Filing Chapter 7 bankruptcy will affect your future finances in several ways. First, you will lose any nonexempt property that you own or acquire within 180 days after filing for it. Second, you will not be able to file it again for eight years from the date of filing. Third, you will not be able to discharge any debts that you incur after filing it. Fourth, you will have to disclose your bankruptcy status to any potential creditors or lenders that you apply to in the future. Fifth, you will have to rebuild your credit and financial stability over time by making timely payments, using credit wisely, saving money, and budgeting carefully.

Alternatives of Chapter 7 Bankruptcy

Filing Chapter 7 bankruptcy is not the only option for dealing with debt. You should consider some of the alternatives and strategies that may help you avoid or reduce your debt without filing for Chapter 7 bankruptcy. Some of the alternatives and strategies are:

Negotiating with Creditors:

You may be able to negotiate with your creditors to lower your interest rates, waive fees, extend payment terms, settle for less than what you owe, or modify your loan agreements.

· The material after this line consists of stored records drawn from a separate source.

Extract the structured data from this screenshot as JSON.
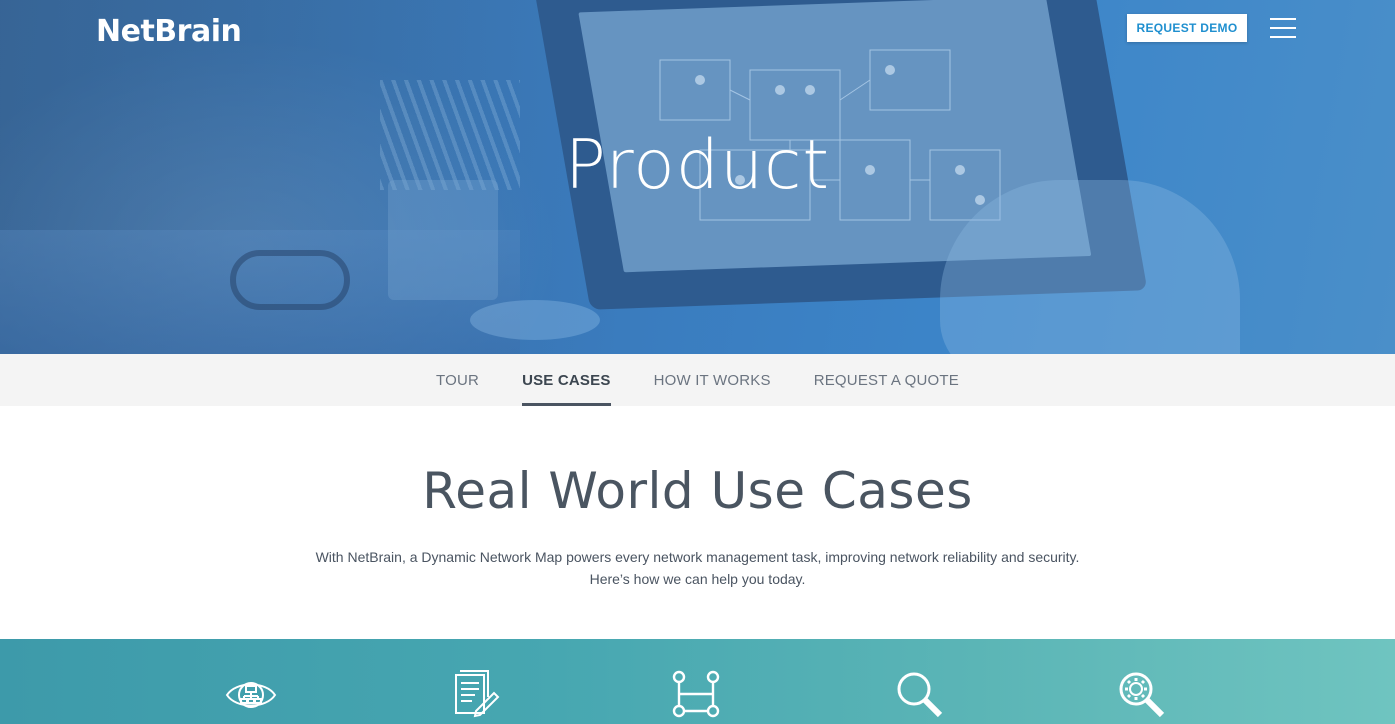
{
  "header": {
    "logo_text": "NetBrain",
    "request_demo_label": "REQUEST DEMO"
  },
  "hero": {
    "title": "Product"
  },
  "subnav": {
    "tabs": [
      {
        "label": "TOUR",
        "active": false
      },
      {
        "label": "USE CASES",
        "active": true
      },
      {
        "label": "HOW IT WORKS",
        "active": false
      },
      {
        "label": "REQUEST A QUOTE",
        "active": false
      }
    ]
  },
  "main": {
    "title": "Real World Use Cases",
    "intro_line1": "With NetBrain, a Dynamic Network Map powers every network management task, improving network reliability and security.",
    "intro_line2": "Here’s how we can help you today."
  },
  "band": {
    "icons": [
      "network-eye-icon",
      "document-edit-icon",
      "workflow-icon",
      "search-icon",
      "gear-search-icon"
    ]
  },
  "colors": {
    "hero_blue": "#3a7bbd",
    "button_text": "#1f8fcf",
    "band_teal": "#47a7b1",
    "heading_gray": "#4a5561"
  }
}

You can contact your creditors directly or hire a debt settlement company or a lawyer to negotiate on your behalf. Negotiating with creditors may help you reduce your debt and avoid bankruptcy.

However, negotiating with creditors may also have some drawbacks, such as damaging your credit, increasing your tax liability, exposing you to lawsuits, and costing you fees or charges.

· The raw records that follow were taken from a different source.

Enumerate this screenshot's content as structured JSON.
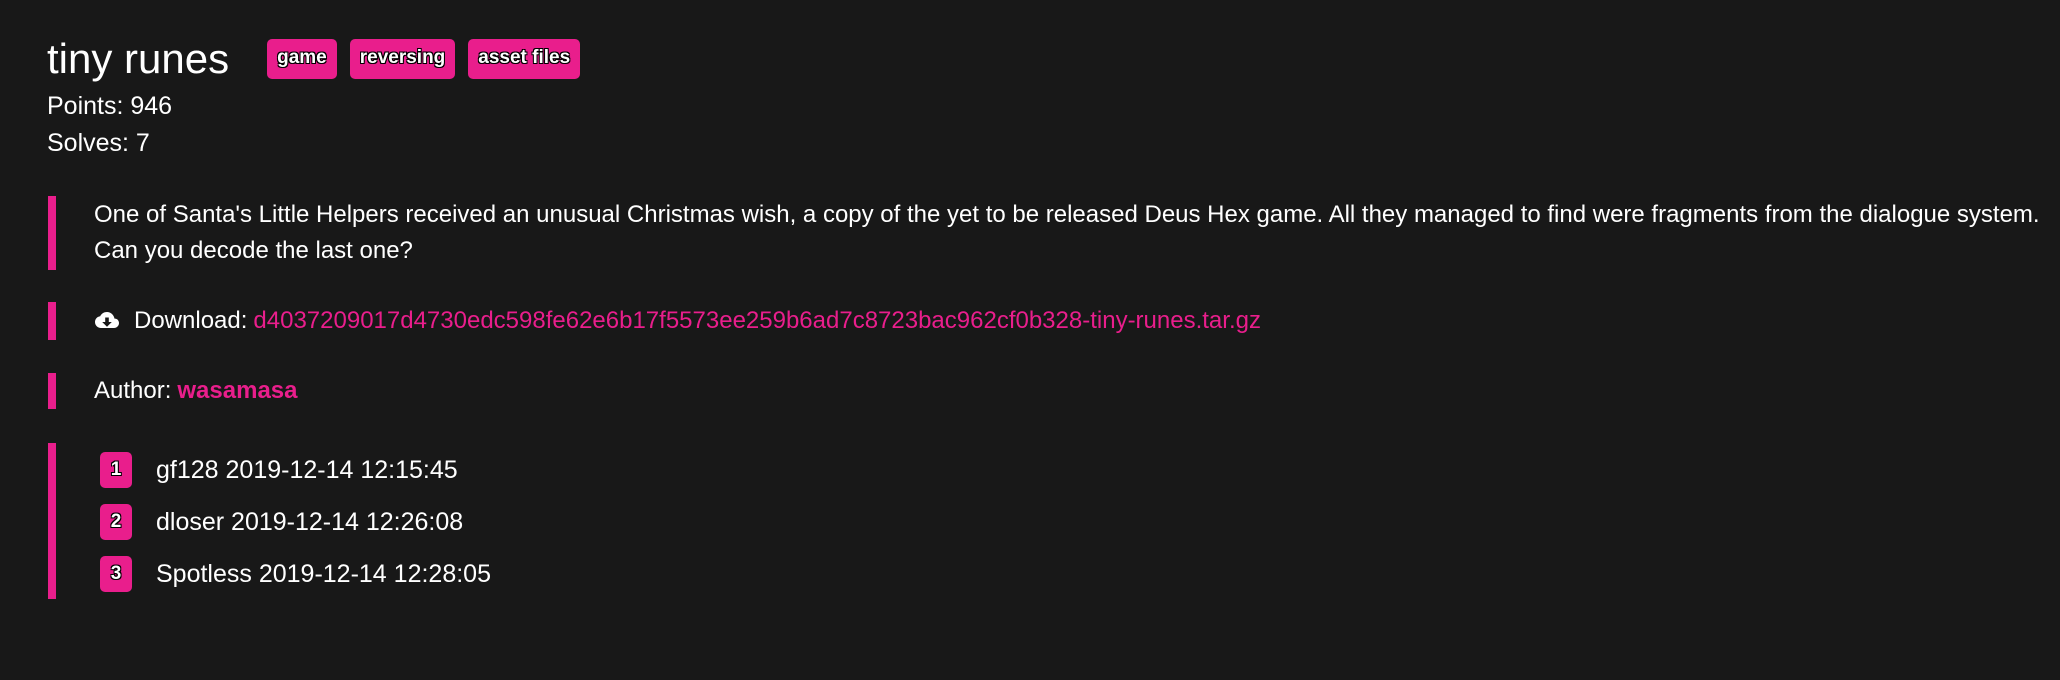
{
  "challenge": {
    "title": "tiny runes",
    "tags": [
      "game",
      "reversing",
      "asset files"
    ],
    "points_text": "Points: 946",
    "solves_text": "Solves: 7",
    "description": "One of Santa's Little Helpers received an unusual Christmas wish, a copy of the yet to be released Deus Hex game. All they managed to find were fragments from the dialogue system. Can you decode the last one?",
    "download_label": "Download:",
    "download_file": "d4037209017d4730edc598fe62e6b17f5573ee259b6ad7c8723bac962cf0b328-tiny-runes.tar.gz",
    "download_icon": "cloud-download-icon",
    "author_label": "Author:",
    "author_name": "wasamasa",
    "accent_color": "#e91e8c",
    "background_color": "#181818"
  },
  "solves": [
    {
      "rank": "1",
      "text": "gf128 2019-12-14 12:15:45"
    },
    {
      "rank": "2",
      "text": "dloser 2019-12-14 12:26:08"
    },
    {
      "rank": "3",
      "text": "Spotless 2019-12-14 12:28:05"
    }
  ]
}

Seeking Debt Relief Programs:

You may be able to seek help from various debt relief programs that offer counseling, education, management, consolidation, or forgiveness of your debt.

You can find reputable debt relief programs through nonprofit organizations, government agencies, or accredited institutions.

Debt relief programs may help you improve your financial situation and avoid bankruptcy. However, debt relief programs may also have some drawbacks, such as affecting your credit, requiring fees or charges, imposing restrictions or conditions, or being fraudulent or ineffective.

Filing Other Types of Bankruptcy:

You may be able to file other types of bankruptcy that are different from Chapter 7 bankruptcy.

The most common types of bankruptcy are Chapter 11 (business reorganization), Chapter 12 (family farmer or fisherman adjustment), and Chapter 13 (individual repayment plan). These types of bankruptcy allow you to keep some or all of your property and pay some or all of your debts over time through a court-approved plan.

These types of bankruptcy may help you resolve your debt and avoid liquidation. They may also have some drawbacks, such as being more expensive, complex, time-consuming, and restrictive than Chapter 7 bankruptcy.

Understanding Chapter 7 bankruptcy law is important for debtors who are facing financial difficulties or considering filing for bankruptcy. Chapter 7 bankruptcy law can help you get a fresh start financially, but it can also have some serious consequences on your property, credit, and future finances. Therefore, you should seek professional advice and guidance from a qualified bankruptcy attorney before filing Chapter 7 bankruptcy.